Sunday 10 May & Monday 11 May 2015

The cars used in the Canadian are 60 years old but have been well looked after and generally are in a good condition for their age. A full refurbishment and reworking is now being undertaken to bring them into line with the sensibilities of the 21st century but they were well thought out.  Our cabin has bunk beds with more space than you might find on the similar period BR Mark 1 sleepers.  There is a toilet for each cabin and basin with a shower shared for 6 similar cabins and four (I think) single occupancy cabins were the bed fits on top of the toilet. Functional but not pretty.  One bunk goes up into the ceiling and another into the wall with two reclinable chairs being kept under the bottom bunk during the night.  Reassuringly the power works, the toilet is a modern airline type “whoosh” and there is a modest amount of hanging space.  Disconcertingly the cabin cannot be secured so we decide to carry passports and electronic equipment; however the staff assure us that items are safe.

The route from Toronto goes via Winnipeg and Edmonton to Jasper for us and the train continues to Vancouver but our tour does not.  The scenery over the first full day and most of the following morning is through heavily wooded land with a twisting route skirting maginificent lakes and little in the way of landscapes to mark our progress.  Being May the silver birch trees are still bare and provide a stark comparison to the fir trees with which they are mixed.

There are telegraph poles with wires at eye level along much of this route; often these seem to be routed in the water lying alongside the line, although there must be solid ground underneath.
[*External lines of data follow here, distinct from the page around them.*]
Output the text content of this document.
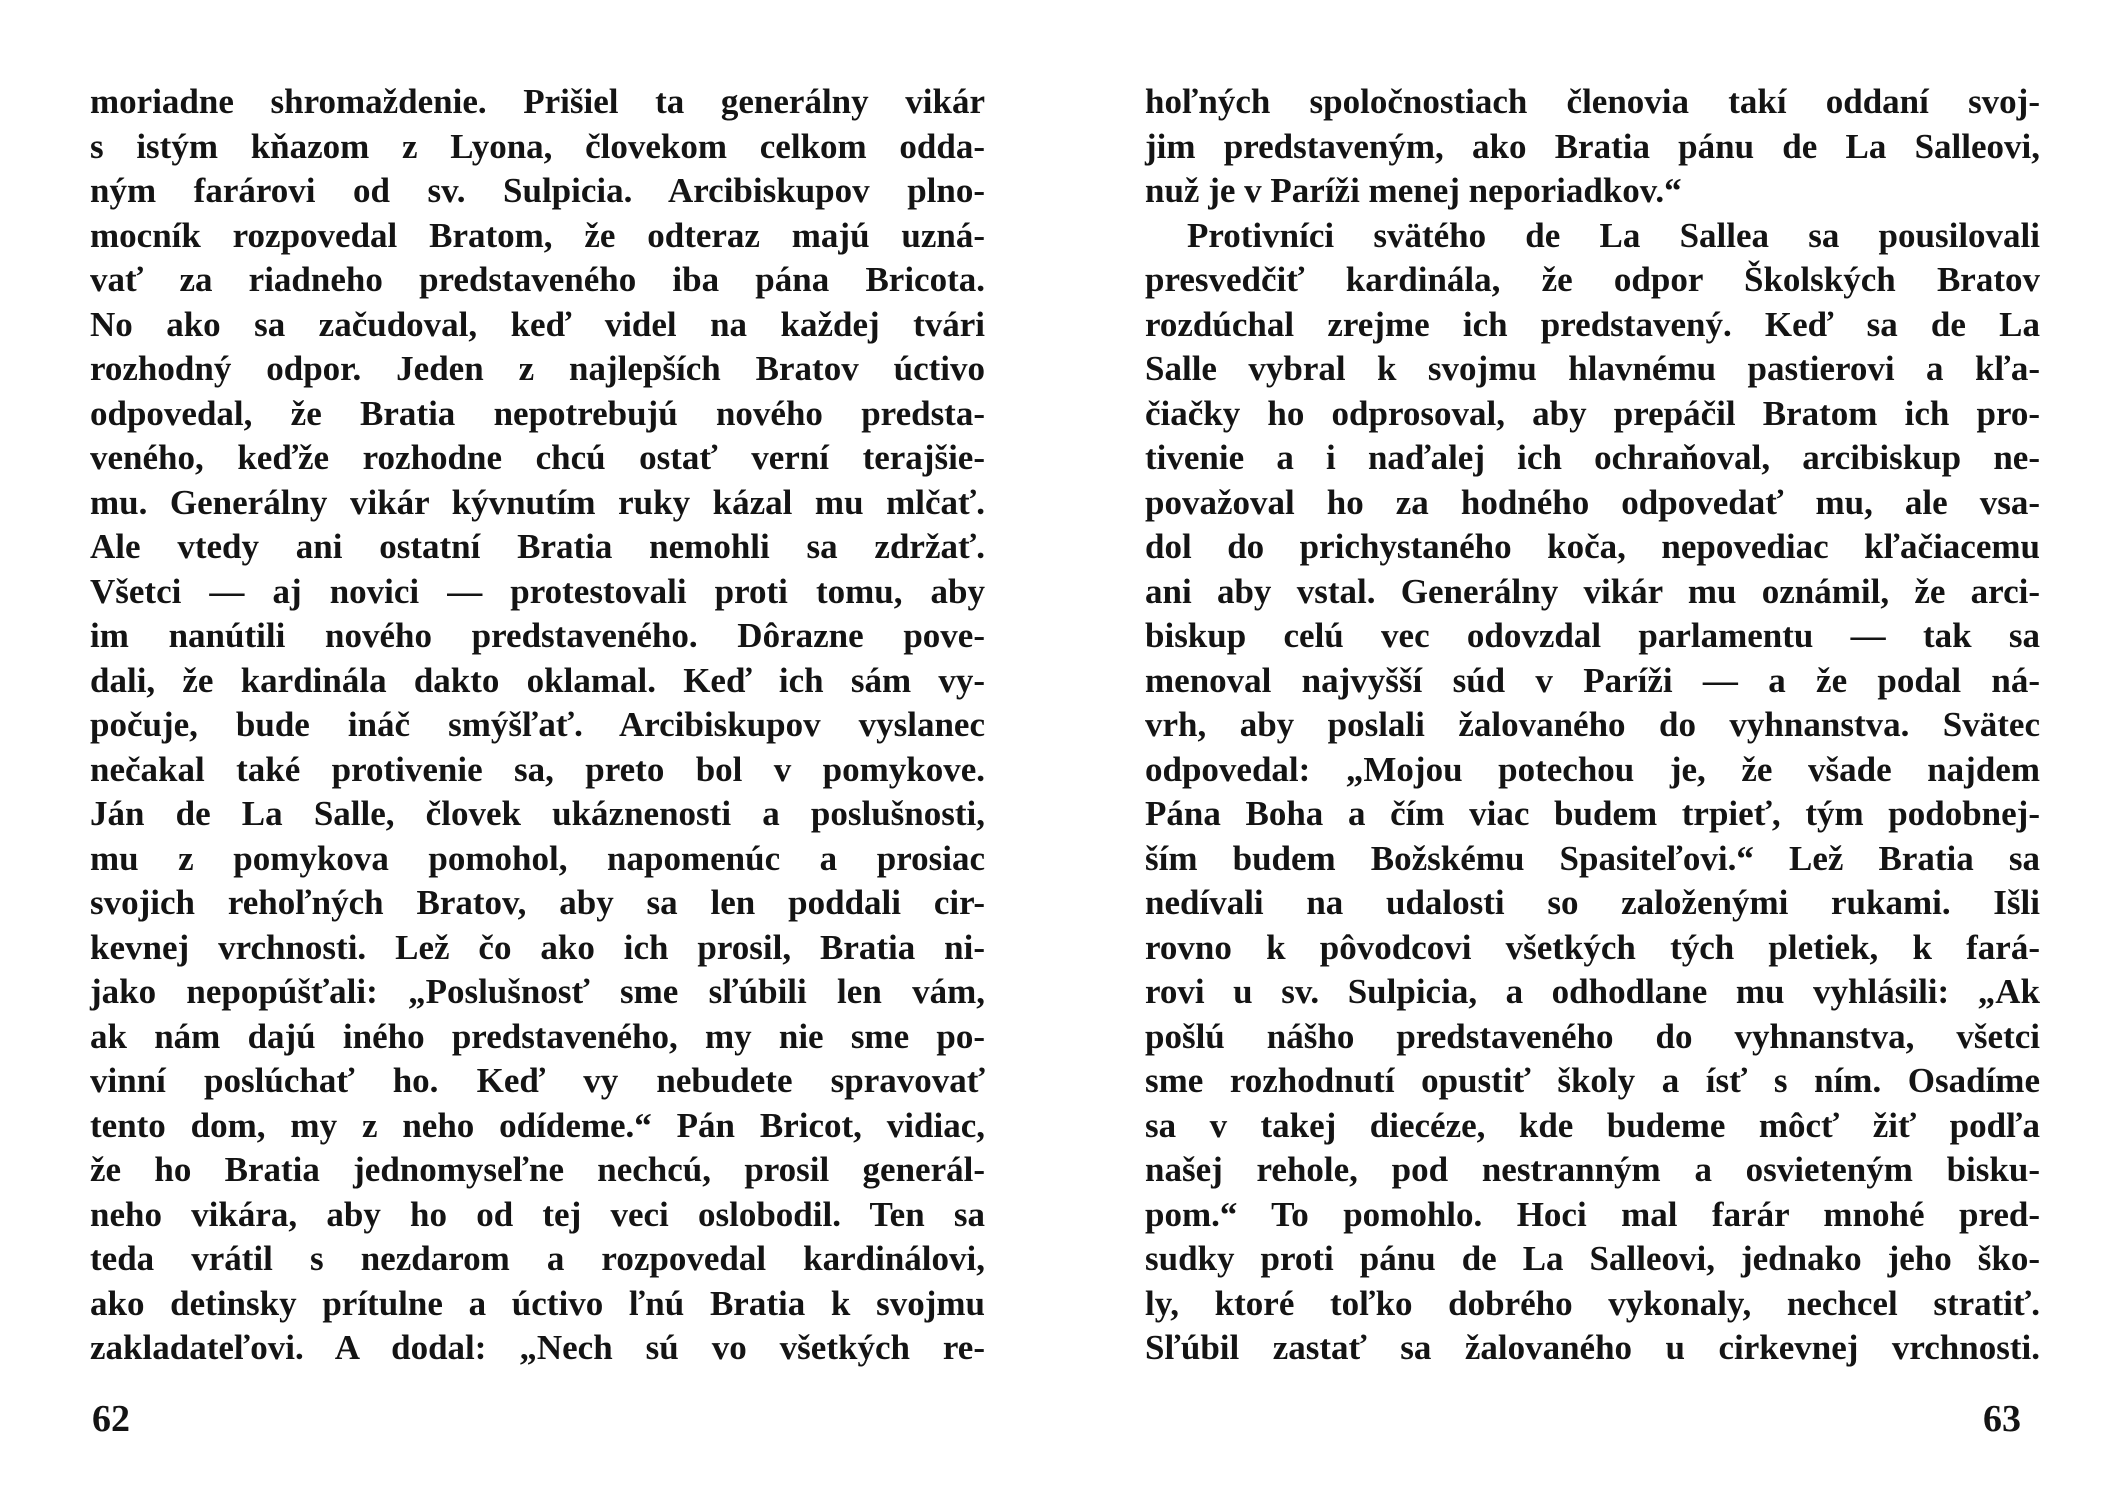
moriadne shromaždenie. Prišiel ta generálny vikár
s istým kňazom z Lyona, človekom celkom odda-
ným farárovi od sv. Sulpicia. Arcibiskupov plno-
mocník rozpovedal Bratom, že odteraz majú uzná-
vať za riadneho predstaveného iba pána Bricota.
No ako sa začudoval, keď videl na každej tvári
rozhodný odpor. Jeden z najlepších Bratov úctivo
odpovedal, že Bratia nepotrebujú nového predsta-
veného, keďže rozhodne chcú ostať verní terajšie-
mu. Generálny vikár kývnutím ruky kázal mu mlčať.
Ale vtedy ani ostatní Bratia nemohli sa zdržať.
Všetci — aj novici — protestovali proti tomu, aby
im nanútili nového predstaveného. Dôrazne pove-
dali, že kardinála dakto oklamal. Keď ich sám vy-
počuje, bude ináč smýšľať. Arcibiskupov vyslanec
nečakal také protivenie sa, preto bol v pomykove.
Ján de La Salle, človek ukáznenosti a poslušnosti,
mu z pomykova pomohol, napomenúc a prosiac
svojich rehoľných Bratov, aby sa len poddali cir-
kevnej vrchnosti. Lež čo ako ich prosil, Bratia ni-
jako nepopúšťali: „Poslušnosť sme sľúbili len vám,
ak nám dajú iného predstaveného, my nie sme po-
vinní poslúchať ho. Keď vy nebudete spravovať
tento dom, my z neho odídeme.“ Pán Bricot, vidiac,
že ho Bratia jednomyseľne nechcú, prosil generál-
neho vikára, aby ho od tej veci oslobodil. Ten sa
teda vrátil s nezdarom a rozpovedal kardinálovi,
ako detinsky prítulne a úctivo ľnú Bratia k svojmu
zakladateľovi. A dodal: „Nech sú vo všetkých re-
62
hoľných spoločnostiach členovia takí oddaní svoj-
jim predstaveným, ako Bratia pánu de La Salleovi,
nuž je v Paríži menej neporiadkov.“
Protivníci svätého de La Sallea sa pousilovali
presvedčiť kardinála, že odpor Školských Bratov
rozdúchal zrejme ich predstavený. Keď sa de La
Salle vybral k svojmu hlavnému pastierovi a kľa-
čiačky ho odprosoval, aby prepáčil Bratom ich pro-
tivenie a i naďalej ich ochraňoval, arcibiskup ne-
považoval ho za hodného odpovedať mu, ale vsa-
dol do prichystaného koča, nepovediac kľačiacemu
ani aby vstal. Generálny vikár mu oznámil, že arci-
biskup celú vec odovzdal parlamentu — tak sa
menoval najvyšší súd v Paríži — a že podal ná-
vrh, aby poslali žalovaného do vyhnanstva. Svätec
odpovedal: „Mojou potechou je, že všade najdem
Pána Boha a čím viac budem trpieť, tým podobnej-
ším budem Božskému Spasiteľovi.“ Lež Bratia sa
nedívali na udalosti so založenými rukami. Išli
rovno k pôvodcovi všetkých tých pletiek, k fará-
rovi u sv. Sulpicia, a odhodlane mu vyhlásili: „Ak
pošlú nášho predstaveného do vyhnanstva, všetci
sme rozhodnutí opustiť školy a ísť s ním. Osadíme
sa v takej diecéze, kde budeme môcť žiť podľa
našej rehole, pod nestranným a osvieteným bisku-
pom.“ To pomohlo. Hoci mal farár mnohé pred-
sudky proti pánu de La Salleovi, jednako jeho ško-
ly, ktoré toľko dobrého vykonaly, nechcel stratiť.
Sľúbil zastať sa žalovaného u cirkevnej vrchnosti.
63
Every so often trees lie on the lines having been blown down in winter storms and in some places the poles themselves are displaced so it may have to be assumed that whilst not removed the lines are no longer carrying useful information.

Photos for this leg are here.

The entire reason for retention of this railway line is to move freight and the VIA Rail Canadian passenger train appears to be considered largely a nuisance by CN who move the freight trains and own the tracks.  On this section we regularly meet freights coming the other way.  In some cases they are short enough to fit into the 1.8m loops; some of them are now 2m long (all have only twin diesels at the front) and in the cases we enter the loop and the freight rolls past on the straight line.  I assume someone, somewhere in a control room is aware of where the 2m long trains can cross – running trains longer than the loops certainly happens and presumably there are places where longer passing loops exist and can be used – otherwise someone is backing up a long way.

Pointwork for the diverging line seems to have a maximum speed of around 20 mph, this obviously slows our progress and all points seem to be exactly the same design.  They are not particularly designed either for our top speed of 85 mph; certainly if we are not being looped but go straight ahead at our running speed there are some massive bangs as we go through the points, at night this is pretty disconcerting – certainly on the first night I cannot beleive we are still on the track.

We are on train no 1 (in terms of VIA Rail) operationally we are somewhere off the bottom of the CN operating scale!  For reasons not completely clear (apart from a late arrival) we depart about an hour late from Union Station on the Saturday night.  Sitting a little later in the bar car, having gone about 10 miles, an engineer arrives and turns on an external light and we commence going backwards.  He explains we are using a Y turning triangle as the train eventually heads off in the opposite direction to our original movement.

The solid bed is comfortable although the surroundings are noisy (one neighbour has a very bad sounding cough).  The shower works well in delivering hot water.  I should interject that there are two views in this family on the sleeping arrangements.  I consider them functional and effective.  My wife on the other hand considers them too small and far from ideal.  She is viewing it from a holiday perspective whereas I know that when built these were workaday trains.  Confusing the issue is the Great Rail description of these as the “best available” sleepers on VIA Rail but there own website is trumpeting a recent announcement of a new and far more luxurious class available (with two cars on our train).  Disappointingly at Union Station in Toronto in the three hours prior to departure no one knew the cost of these new facilities or if they were available for an upgrade price and my wife was sent from pillar to post, with a belief eventually emerging that only the “Call Centre” knew!  This was far from the first or last example that VIA Rail has no concept of passengers or passenger/customer service/care.  I can only assume that they are trained via CN and therefore the freight does not have a brain and nor do cattle.  This approach sadly matches the age of the rolling stock and needs urgent refurbishment along with the rolling stock.